[comp.arch] unexpected CPU behavior

lindsay@MATHOM.GANDALF.CS.CMU.EDU (Donald Lindsay) (06/09/90)
In article <1028@s6.Morgan.COM> amull@Morgan.COM (Andrew P. Mullhaupt) writes:
>It looks like chip bugs are more economic in origin to me than 
>the result of ignorant engineering. Any comments?
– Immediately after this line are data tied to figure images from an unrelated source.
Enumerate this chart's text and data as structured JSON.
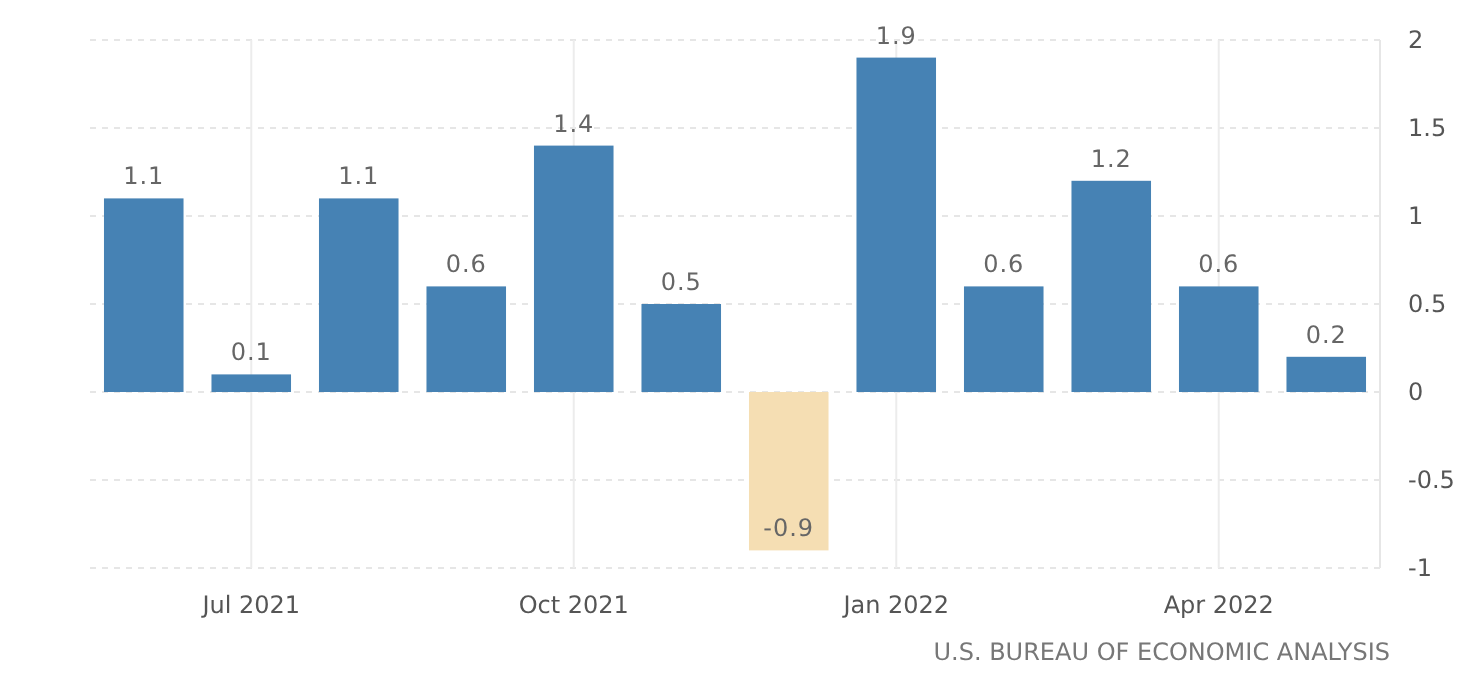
{
  "chart_data": {
    "type": "bar",
    "categories": [
      null,
      "Jul 2021",
      null,
      null,
      "Oct 2021",
      null,
      null,
      "Jan 2022",
      null,
      null,
      "Apr 2022",
      null
    ],
    "values": [
      1.1,
      0.1,
      1.1,
      0.6,
      1.4,
      0.5,
      -0.9,
      1.9,
      0.6,
      1.2,
      0.6,
      0.2
    ],
    "colors": [
      "#4682b4",
      "#4682b4",
      "#4682b4",
      "#4682b4",
      "#4682b4",
      "#4682b4",
      "#f5deb3",
      "#4682b4",
      "#4682b4",
      "#4682b4",
      "#4682b4",
      "#4682b4"
    ],
    "ylim": [
      -1,
      2
    ],
    "yticks": [
      -1,
      -0.5,
      0,
      0.5,
      1,
      1.5,
      2
    ],
    "grid": true,
    "data_labels": true,
    "annotations": [
      "U.S. BUREAU OF ECONOMIC ANALYSIS"
    ]
  }
}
Design bugs - in anything - are simply a function of complexity
versus tooling.  A bigger program - or bigger chip - done in the same
old way, turns into the kind of disaster that National had with the
'16, and HP had with the HP 3000 OS.

The same old chip, done with better tooling, is a joy.  Lately, gate
arrays often are right the first time.  This partly because the size
of the average gate array comes from the size of the old logic it
replaces, rather than from the size that the chip vendor is able to
make.

Bad practices can magnify the problem.  Read "The Soul of a New
Machine", and note where they started each design stage before the
previous design stage was signed off.  This is known sourly in many
companies as "no time to do it right, but always time to fix it
later".

If one studies the bugs found at various stages, one can make
statistical predictions about how many are left.  One software
product was consistently shipped with 89% of its bugs found and
fixed.  Suppose that testing has found N bugs in the upcoming
release:  what are the chances of a bug-free ship?  If N is 5,
they're good.  If N is 50, they aren't.  What was I to do when it
turned out to be 10?

I have data from 1986 for the Nautilus CPU found in the VAX 8700/8800: 

bugs found by:
simulation		594	(peak of 50 per month)
reviews			233
timing verifier		 83
on the hardware		 46

Number of manufacturing revisions, per Nautilus gate array design:

48	never changed
 6	1 change
 3	2 changes
 2	3 changes

The 46 fixes done to hardware break down as:
PLA	10
wire	18
arrays	18 (see above)

So, what are the chances that it was shipped bug free?  Does anyone
out there know the subsequent history?
-- 
Don		D.C.Lindsay 	leaving CMU .. make me an offer!